それぞれの受験 ー中学受験の風景

   受験する塾生は1月の最終週くらいから小学校を休み、朝から自宅や塾でそれぞれ心静かに最後の調整を粛々と進めていきます。ちょうどウイルスが猛威を奮うこの時期、インフルエンザなどに罹りでもしたら、このときのために2、3年かけてきた努力が台無しになってしまいます。

    この直前の時期は、過去問を解いたり、一回通してやった過去問の復習をしたり、国語の知識分野や理社の確認をしたり‥。中学入試という儀式に向かって、修行僧のように神妙な時間を過ごします。子供なりにやがて来たる試練の時に真摯に向かい合おうと覚悟するのですね。

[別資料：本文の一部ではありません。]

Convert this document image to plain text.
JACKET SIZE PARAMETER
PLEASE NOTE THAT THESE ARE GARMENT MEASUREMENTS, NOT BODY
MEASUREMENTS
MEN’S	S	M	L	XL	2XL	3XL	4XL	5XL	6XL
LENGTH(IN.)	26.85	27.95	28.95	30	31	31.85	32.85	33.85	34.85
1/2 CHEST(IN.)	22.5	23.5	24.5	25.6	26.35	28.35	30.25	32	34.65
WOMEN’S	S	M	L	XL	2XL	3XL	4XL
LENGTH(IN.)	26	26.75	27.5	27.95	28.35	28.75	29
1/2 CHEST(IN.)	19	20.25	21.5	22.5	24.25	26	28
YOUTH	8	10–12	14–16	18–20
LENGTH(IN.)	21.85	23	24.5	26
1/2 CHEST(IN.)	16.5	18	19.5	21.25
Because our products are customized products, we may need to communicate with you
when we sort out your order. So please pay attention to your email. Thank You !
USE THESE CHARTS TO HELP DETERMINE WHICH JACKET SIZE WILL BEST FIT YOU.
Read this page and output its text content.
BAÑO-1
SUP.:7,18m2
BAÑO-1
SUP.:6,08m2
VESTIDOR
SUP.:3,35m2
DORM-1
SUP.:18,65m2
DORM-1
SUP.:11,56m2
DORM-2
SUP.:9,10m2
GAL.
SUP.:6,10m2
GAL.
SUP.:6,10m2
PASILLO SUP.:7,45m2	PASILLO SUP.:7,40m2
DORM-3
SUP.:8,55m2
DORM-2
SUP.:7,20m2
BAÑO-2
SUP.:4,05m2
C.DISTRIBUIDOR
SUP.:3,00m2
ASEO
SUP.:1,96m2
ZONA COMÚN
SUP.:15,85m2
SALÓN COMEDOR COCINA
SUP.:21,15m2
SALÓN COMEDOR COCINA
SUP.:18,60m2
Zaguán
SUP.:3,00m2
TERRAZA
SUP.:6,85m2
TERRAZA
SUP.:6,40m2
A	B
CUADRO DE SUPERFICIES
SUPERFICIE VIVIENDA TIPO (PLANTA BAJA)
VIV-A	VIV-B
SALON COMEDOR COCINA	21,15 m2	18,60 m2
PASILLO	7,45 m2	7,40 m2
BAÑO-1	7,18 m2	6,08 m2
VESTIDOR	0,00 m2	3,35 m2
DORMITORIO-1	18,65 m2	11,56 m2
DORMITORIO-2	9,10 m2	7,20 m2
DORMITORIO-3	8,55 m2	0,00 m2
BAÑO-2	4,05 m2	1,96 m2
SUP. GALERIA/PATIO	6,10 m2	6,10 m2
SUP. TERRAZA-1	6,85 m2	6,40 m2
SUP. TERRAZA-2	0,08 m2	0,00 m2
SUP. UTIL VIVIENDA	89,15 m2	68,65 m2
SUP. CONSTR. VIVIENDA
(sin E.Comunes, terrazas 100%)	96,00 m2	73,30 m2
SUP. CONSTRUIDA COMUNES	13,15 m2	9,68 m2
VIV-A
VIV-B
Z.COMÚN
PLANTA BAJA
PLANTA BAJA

  親はこの時期、規則正しい生活の管理と、頭が良くなる食事の準備、時には子供のストレスを発散させ、湿度を60%に保ち、過去問のコピーにコンビニ奔走し、過去問が終わったら採点して、点数を記録して、ネットで志望校の志願状況を確認したり、父親が酔っ払って帰って来ると、余計なことを言わないように玄関に走って行って(笑)、うがいと手洗いをさせたり‥まあやることは多いかもしれません。

 中学校側は入試を5回に分けて試験を行ったり、午後入試を増やしたりと様々に入試の形態を変えることがあります。中学入試は、短期間に凝縮されて実施されます。埼玉などの1月中の入試、そして都内では2月1日からの約5日間に受験生が集中します。この受験では、どの中学校のどの試験を、どう受けていくかという戦略と、それに向けてどのように合理的に能力を開発し、受験勉強を進めていくかという戦術を練ることが重要です。そしてもちろん精神的な支えこそが必要です。

中学受験、「サイは投げられた」 のであれば、真っしぐらに合格に進むしかありません、競争試験ですから。しかし親として忘れてはいけないことは、中学受験というハードルを設定し、この受験という営みを通して、本人が人間的に成長するように促すことです。

本人にとってよかれと思う志望校の選択、学習に向かう態度、ストレスの管理、親の期待と子供とのズレ‥など様々な場面で、別の人格である本人と正面から濃密に向かい合う中で、子供は実に多くのことを学んでいます。また親自身も子供や家族の新たな一面や新しい有り様を再発見し、成長することができるものです。

中学受験―苦しいけれど楽しい家族の密かなイベントかも知れません。